Умысел свой она совершила таким образом: однажды, как только они сели за стол, злая советница вдруг ударила в двери. Царь, всегда терзаемый страхом насильственной смерти, обеспамятел от ужаса, бросился к двери, смотрит, испытывает. Старая предательница между тем скрылась. Он цепенеет, не знает, что подумать о слышанном стуке, боится, отворив дверь, за порогом встретить убийцу. Астарбея не щадит ни лести, ни убеждений, успокаивает, молит его возвратиться к столу – она влила уже яд в золотой его кубок в то самое время, как он бросился к двери. Царь, по всегдашнему обыкновению, прежде ей подал кубок. Она смело пила, положась на снадобье против яда. Пигмалион выпил остаток и вслед за тем впал в изнеможение.

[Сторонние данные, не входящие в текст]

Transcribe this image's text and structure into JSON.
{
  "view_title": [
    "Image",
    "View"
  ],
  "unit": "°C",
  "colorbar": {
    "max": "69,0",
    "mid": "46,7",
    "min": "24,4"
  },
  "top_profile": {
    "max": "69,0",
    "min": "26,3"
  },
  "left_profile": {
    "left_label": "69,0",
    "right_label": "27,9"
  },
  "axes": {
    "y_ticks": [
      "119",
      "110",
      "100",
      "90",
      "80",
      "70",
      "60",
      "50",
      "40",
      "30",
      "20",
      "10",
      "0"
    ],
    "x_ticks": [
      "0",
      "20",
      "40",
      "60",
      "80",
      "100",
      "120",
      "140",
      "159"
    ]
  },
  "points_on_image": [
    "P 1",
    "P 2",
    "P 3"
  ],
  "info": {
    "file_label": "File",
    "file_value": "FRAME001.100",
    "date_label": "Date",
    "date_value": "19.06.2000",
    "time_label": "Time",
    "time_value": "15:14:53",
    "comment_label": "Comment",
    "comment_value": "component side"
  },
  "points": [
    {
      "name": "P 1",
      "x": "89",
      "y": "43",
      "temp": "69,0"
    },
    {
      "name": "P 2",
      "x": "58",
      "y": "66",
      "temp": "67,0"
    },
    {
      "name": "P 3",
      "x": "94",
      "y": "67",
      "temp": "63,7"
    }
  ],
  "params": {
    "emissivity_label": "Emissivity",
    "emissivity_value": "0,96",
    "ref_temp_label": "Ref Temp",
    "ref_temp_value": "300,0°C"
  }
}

Астарбея, зная, что он готов был умертвить ее по малейшему знаку сомнения, разодрала на себе одеяние, рвала волосы, вопила отчаянным голосом, обняла, прижала к груди, ручьями слез обливала издыхавшего – слезы не много стоили хитрой предательнице. Когда же увидела, что силы его истощились и он уже был в последней борьбе со смертью, то, боясь, чтобы дух отходивший не возвратился и Пигмалион не посягнул на жизнь ее, от нежности и пламенных изъявлений любви вдруг перешла к ужаснейшей лютости – бросилась и удушила его. Потом сняла с руки его перстень, сорвала с головы царский венец, призвала Иоазара и вручила ему знаки верховного сана: надеялась, что все ей приверженные, служа страсти ее, не поколеблются провозгласить царем ее любовника. Но клевреты, в раболепстве до той поры неутомимые, были души наемные, подлые, чуждые искренней привязанности, к тому же они, малодушные, трепетали врагов, нажитых Астарбеей, а еще более страшились собственной ее надменности, притворства и жестокости. Каждый из них для своей безопасности желал ее гибели.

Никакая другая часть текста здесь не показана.